Project description:The geographic areas in the United States most affected by the coronavirus disease 2019 (COVID-19) pandemic have changed over time. On May 7, 2020, CDC, with other federal agencies, began identifying counties with increasing COVID-19 incidence (hotspots) to better understand transmission dynamics and offer targeted support to health departments in affected communities. Data for January 22-July 15, 2020, were analyzed retrospectively (January 22-May 6) and prospectively (May 7-July 15) to detect hotspot counties.
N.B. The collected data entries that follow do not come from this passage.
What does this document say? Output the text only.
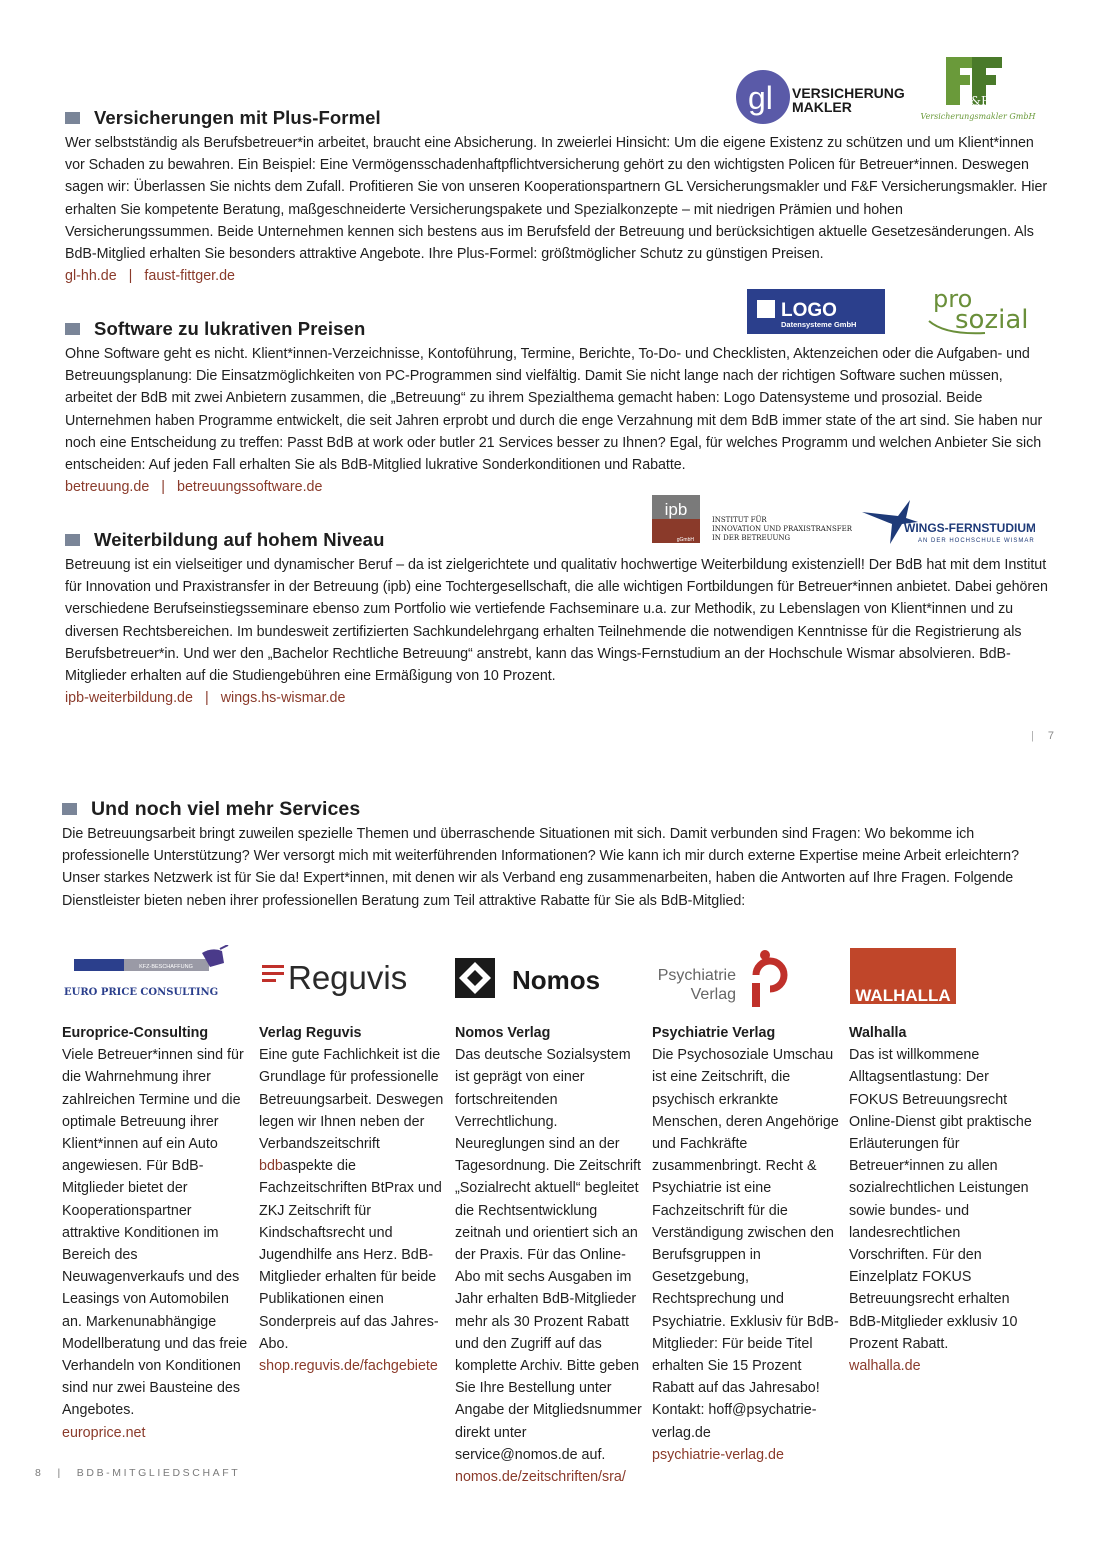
gl VERSICHERUNGS
MAKLER	F&F
Versicherungsmakler GmbH
Versicherungen mit Plus-Formel
Wer selbstständig als Berufsbetreuer*in arbeitet, braucht eine Absicherung. In zweierlei Hinsicht: Um die eigene Existenz zu schützen und um Klient*innen vor Schaden zu bewahren. Ein Beispiel: Eine Vermögensschadenhaftpflichtversicherung gehört zu den wichtigsten Policen für Betreuer*innen. Deswegen sagen wir: Überlassen Sie nichts dem Zufall. Profitieren Sie von unseren Kooperationspartnern GL Versicherungsmakler und F&F Versicherungsmakler. Hier erhalten Sie kompetente Beratung, maßgeschneiderte Versicherungspakete und Spezialkonzepte – mit niedrigen Prämien und hohen Versicherungssummen. Beide Unternehmen kennen sich bestens aus im Berufsfeld der Betreuung und berücksichtigen aktuelle Gesetzesänderungen. Als BdB-Mitglied erhalten Sie besonders attraktive Angebote. Ihre Plus-Formel: größtmöglicher Schutz zu günstigen Preisen.
gl-hh.de | faust-fittger.de
LOGO
Datensysteme GmbH
pro
sozial
Software zu lukrativen Preisen
Ohne Software geht es nicht. Klient*innen-Verzeichnisse, Kontoführung, Termine, Berichte, To-Do- und Checklisten, Aktenzeichen oder die Aufgaben- und Betreuungsplanung: Die Einsatzmöglichkeiten von PC-Programmen sind vielfältig. Damit Sie nicht lange nach der richtigen Software suchen müssen, arbeitet der BdB mit zwei Anbietern zusammen, die „Betreuung“ zu ihrem Spezialthema gemacht haben: Logo Datensysteme und prosozial. Beide Unternehmen haben Programme entwickelt, die seit Jahren erprobt und durch die enge Verzahnung mit dem BdB immer state of the art sind. Sie haben nur noch eine Entscheidung zu treffen: Passt BdB at work oder butler 21 Services besser zu Ihnen? Egal, für welches Programm und welchen Anbieter Sie sich entscheiden: Auf jeden Fall erhalten Sie als BdB-Mitglied lukrative Sonderkonditionen und Rabatte.
betreuung.de | betreuungssoftware.de
ipb
gGmbH
INSTITUT FÜR
INNOVATION UND PRAXISTRANSFER
IN DER BETREUUNG
WINGS-FERNSTUDIUM
AN DER HOCHSCHULE WISMAR
Weiterbildung auf hohem Niveau
Betreuung ist ein vielseitiger und dynamischer Beruf – da ist zielgerichtete und qualitativ hochwertige Weiterbildung existenziell! Der BdB hat mit dem Institut für Innovation und Praxistransfer in der Betreuung (ipb) eine Tochtergesellschaft, die alle wichtigen Fortbildungen für Betreuer*innen anbietet. Dabei gehören verschiedene Berufseinstiegsseminare ebenso zum Portfolio wie vertiefende Fachseminare u.a. zur Methodik, zu Lebenslagen von Klient*innen und zu diversen Rechtsbereichen. Im bundesweit zertifizierten Sachkundelehrgang erhalten Teilnehmende die notwendigen Kenntnisse für die Registrierung als Berufsbetreuer*in. Und wer den „Bachelor Rechtliche Betreuung“ anstrebt, kann das Wings-Fernstudium an der Hochschule Wismar absolvieren. BdB-Mitglieder erhalten auf die Studiengebühren eine Ermäßigung von 10 Prozent.
ipb-weiterbildung.de | wings.hs-wismar.de
| 7
Und noch viel mehr Services
Die Betreuungsarbeit bringt zuweilen spezielle Themen und überraschende Situationen mit sich. Damit verbunden sind Fragen: Wo bekomme ich professionelle Unterstützung? Wer versorgt mich mit weiterführenden Informationen? Wie kann ich mir durch externe Expertise meine Arbeit erleichtern? Unser starkes Netzwerk ist für Sie da! Expert*innen, mit denen wir als Verband eng zusammenarbeiten, haben die Antworten auf Ihre Fragen. Folgende Dienstleister bieten neben ihrer professionellen Beratung zum Teil attraktive Rabatte für Sie als BdB-Mitglied:
KFZ-BESCHAFFUNG
EURO PRICE CONSULTING Reguvis	Nomos	Psychiatrie
Verlag	WALHALLA
Europrice-Consulting
Viele Betreuer*innen sind für die Wahrnehmung ihrer zahlreichen Termine und die optimale Betreuung ihrer Klient*innen auf ein Auto angewiesen. Für BdB-Mitglieder bietet der Kooperationspartner attraktive Konditionen im Bereich des Neuwagenverkaufs und des Leasings von Automobilen an. Markenunabhängige Modellberatung und das freie Verhandeln von Konditionen sind nur zwei Bausteine des Angebotes.
europrice.net
Verlag Reguvis
Eine gute Fachlichkeit ist die Grundlage für professionelle Betreuungsarbeit. Deswegen legen wir Ihnen neben der Verbandszeitschrift bdbaspekte die Fachzeitschriften BtPrax und ZKJ Zeitschrift für Kindschaftsrecht und Jugendhilfe ans Herz. BdB-Mitglieder erhalten für beide Publikationen einen Sonderpreis auf das Jahres-Abo.
shop.reguvis.de/fachgebiete
Nomos Verlag
Das deutsche Sozialsystem ist geprägt von einer fortschreitenden Verrechtlichung. Neureglungen sind an der Tagesordnung. Die Zeitschrift „Sozialrecht aktuell“ begleitet die Rechtsentwicklung zeitnah und orientiert sich an der Praxis. Für das Online-Abo mit sechs Ausgaben im Jahr erhalten BdB-Mitglieder mehr als 30 Prozent Rabatt und den Zugriff auf das komplette Archiv. Bitte geben Sie Ihre Bestellung unter Angabe der Mitgliedsnummer direkt unter service@nomos.de auf.
nomos.de/zeitschriften/sra/
Psychiatrie Verlag
Die Psychosoziale Umschau ist eine Zeitschrift, die psychisch erkrankte Menschen, deren Angehörige und Fachkräfte zusammenbringt. Recht & Psychiatrie ist eine Fachzeitschrift für die Verständigung zwischen den Berufsgruppen in Gesetzgebung, Rechtsprechung und Psychiatrie. Exklusiv für BdB-Mitglieder: Für beide Titel erhalten Sie 15 Prozent Rabatt auf das Jahresabo! Kontakt: hoff@psychatrie-verlag.de
psychiatrie-verlag.de
Walhalla
Das ist willkommene Alltagsentlastung: Der FOKUS Betreuungsrecht Online-Dienst gibt praktische Erläuterungen für Betreuer*innen zu allen sozialrechtlichen Leistungen sowie bundes- und landesrechtlichen Vorschriften. Für den Einzelplatz FOKUS Betreuungsrecht erhalten BdB-Mitglieder exklusiv 10 Prozent Rabatt.
walhalla.de
8 | BDB-MITGLIEDSCHAFT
No counties met hotspot criteria during January 22-March 7, 2020. During March 8-July 15, 2020, 818 counties met hotspot criteria for ?1 day; these counties included 80% of the U.S. population. The daily number of counties meeting hotspot criteria peaked in early April, decreased and stabilized during mid-April-early June, then increased again during late June-early July. The percentage of counties in the South and West Census regions* meeting hotspot criteria increased from 10% and 13%, respectively, during March-April to 28% and 22%, respectively, during June-July. Identification of community transmission as a contributing factor increased over time, whereas identification of outbreaks in long-term care facilities, food processing facilities, correctional facilities, or other workplaces as contributing factors decreased. Identification of hotspot counties and understanding how they change over time can help prioritize and target implementation of U.S. public health response activities.